British (Medical Journal) Humour.

 

Dans un livre intitulé "How to read a paper, the basics of evidence based medicine" (London - BMJ Publishing Group 1997), Greenhalgh donnait de judicieux, et ironiques, conseils aux firmes pharmaceutiques pour la présentation de leurs nouveaux médicaments (repris dans le Geneesmiddelenbulletin 199, 33, 2, 23-4). A savourer!

1.      Suggérez un possible mécanisme d'action et mettez-le habillement en exergue. Chercher pour ce faire, de préférence un critère de jugement accessoire, qui, pour ne pas être strictement valide, n'en n'est pas moins modifié par le médicament.

2.      Sélectionnez, pour l'étude clinique, la population, l'environnement et la durée d'étude les plus appropriées à mettre en valeur les effets possibles du médicament.

3.      Si possible, comparez le médicament uniquement à un placebo. Si une comparaison avec un médicament concurrent ne peut être évitée, faites-le avec un dosage infrathérapeutique.

4.      Incluez les résultats des études préliminaires dans les résultats finaux, la population de l'étude apparaissant ainsi plus importante que dans la réalité (publication en "poupées russes").

5.      Ne faites référence à aucune étude dans laquelle des décès ou des effets secondaires graves furent enregistrés dans le groupe traité avec le principe actif. Evitez, si possible, de publier ces études.

6.      Demandez au département graphique de maximiser l'effet visuel du message. Pour vous y aider, n'explicitez pas les axes des graphiques: ne mentionnez ni le type d'échelle utilisé (linéaire ou logarithmique) ni la valeur des intervalles de cette échelle. Ne livrez en aucun cas des données individuelles des patients avec des intervalles de confiance.
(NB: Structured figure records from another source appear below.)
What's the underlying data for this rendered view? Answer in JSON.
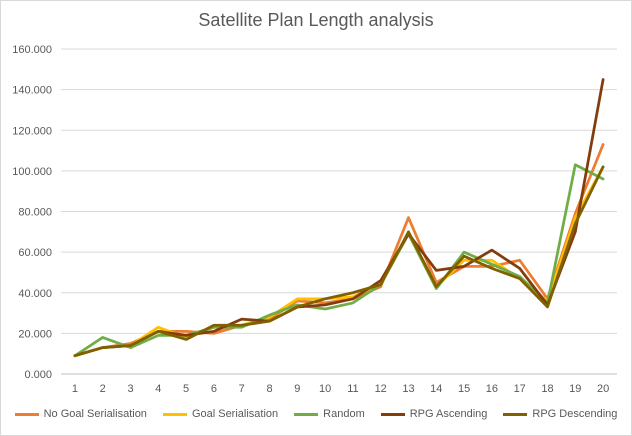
{
  "chart_data": {
    "type": "line",
    "title": "Satellite Plan Length analysis",
    "xlabel": "",
    "ylabel": "",
    "ylim": [
      0,
      160
    ],
    "yticks": [
      "0.000",
      "20.000",
      "40.000",
      "60.000",
      "80.000",
      "100.000",
      "120.000",
      "140.000",
      "160.000"
    ],
    "categories": [
      "1",
      "2",
      "3",
      "4",
      "5",
      "6",
      "7",
      "8",
      "9",
      "10",
      "11",
      "12",
      "13",
      "14",
      "15",
      "16",
      "17",
      "18",
      "19",
      "20"
    ],
    "grid": "horizontal",
    "legend": "bottom",
    "series": [
      {
        "name": "No Goal Serialisation",
        "color": "#ED7D31",
        "values": [
          9,
          13,
          15,
          21,
          21,
          20,
          24,
          27,
          36,
          35,
          37,
          43,
          77,
          45,
          53,
          53,
          56,
          37,
          79,
          113
        ]
      },
      {
        "name": "Goal Serialisation",
        "color": "#FFC000",
        "values": [
          9,
          13,
          14,
          23,
          18,
          23,
          24,
          28,
          37,
          37,
          38,
          44,
          69,
          43,
          56,
          56,
          47,
          36,
          77,
          102
        ]
      },
      {
        "name": "Random",
        "color": "#70AD47",
        "values": [
          9,
          18,
          13,
          19,
          19,
          23,
          23,
          29,
          34,
          32,
          35,
          44,
          69,
          42,
          60,
          54,
          48,
          35,
          103,
          96
        ]
      },
      {
        "name": "RPG Ascending",
        "color": "#843C0C",
        "values": [
          9,
          13,
          14,
          21,
          19,
          21,
          27,
          26,
          33,
          34,
          37,
          46,
          69,
          51,
          53,
          61,
          52,
          34,
          70,
          145
        ]
      },
      {
        "name": "RPG Descending",
        "color": "#806000",
        "values": [
          9,
          13,
          14,
          21,
          17,
          24,
          24,
          26,
          33,
          37,
          40,
          44,
          70,
          43,
          58,
          52,
          47,
          33,
          74,
          102
        ]
      }
    ]
  }
}
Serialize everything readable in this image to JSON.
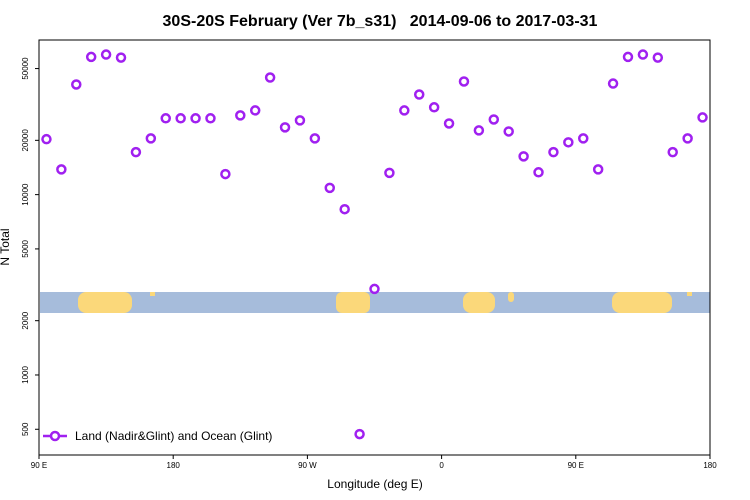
{
  "chart_data": {
    "type": "scatter",
    "title": "30S-20S February (Ver 7b_s31)   2014-09-06 to 2017-03-31",
    "x_label": "Longitude (deg E)",
    "y_label": "N Total",
    "xlim": [
      90,
      540
    ],
    "xticks": [
      {
        "value": 90,
        "label": "90 E"
      },
      180,
      {
        "value": 270,
        "label": "90 W"
      },
      {
        "value": 360,
        "label": "0"
      },
      {
        "value": 450,
        "label": "90 E"
      },
      {
        "value": 540,
        "label": "180"
      }
    ],
    "ylim": [
      360,
      72000
    ],
    "yticks": [
      500,
      1000,
      2000,
      5000,
      10000,
      20000,
      50000
    ],
    "log_y": true,
    "legend": "bottom left",
    "series": [
      {
        "name": "Land (Nadir&Glint) and Ocean (Glint)",
        "color": "#a020f0",
        "x": [
          95,
          105,
          115,
          125,
          135,
          145,
          155,
          165,
          175,
          185,
          195,
          205,
          215,
          225,
          235,
          245,
          255,
          265,
          275,
          285,
          295,
          305,
          315,
          325,
          335,
          345,
          355,
          365,
          375,
          385,
          395,
          405,
          415,
          425,
          435,
          445,
          455,
          465,
          475,
          485,
          495,
          505,
          515,
          525,
          535
        ],
        "values": [
          20300,
          13800,
          40800,
          58000,
          59800,
          57500,
          17200,
          20500,
          26500,
          26500,
          26500,
          26500,
          13000,
          27500,
          29300,
          44600,
          23600,
          25800,
          20500,
          10900,
          8300,
          470,
          3000,
          13200,
          29300,
          35900,
          30500,
          24800,
          42400,
          22700,
          26100,
          22400,
          16300,
          13300,
          17200,
          19500,
          20500,
          13800,
          41300,
          58000,
          59800,
          57500,
          17200,
          20500,
          26800
        ]
      }
    ]
  }
}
7.      Apprenez à maîtriser la "comparaison flottante": utilisez les mots "meilleur", "moindre" ou "plus fort" sans expliciter le point de comparaison.

8.     Modifiez la stratégie habituelle de démonstration afin que les anecdotes paraissent plus importantes que les études randomisées ou les méta-analyses.

9.      Nommez au moins trois leaders d'opinion régionaux qui emploient votre médicament. Faites parvenir aux médecins des échantillons pour qu'ils essaient le médicament.

10.  Présentez une analyse coût/efficacité qui démontre que votre médicament, même s'il est plus cher, "revient quand même moins cher" que celui de la concurrence.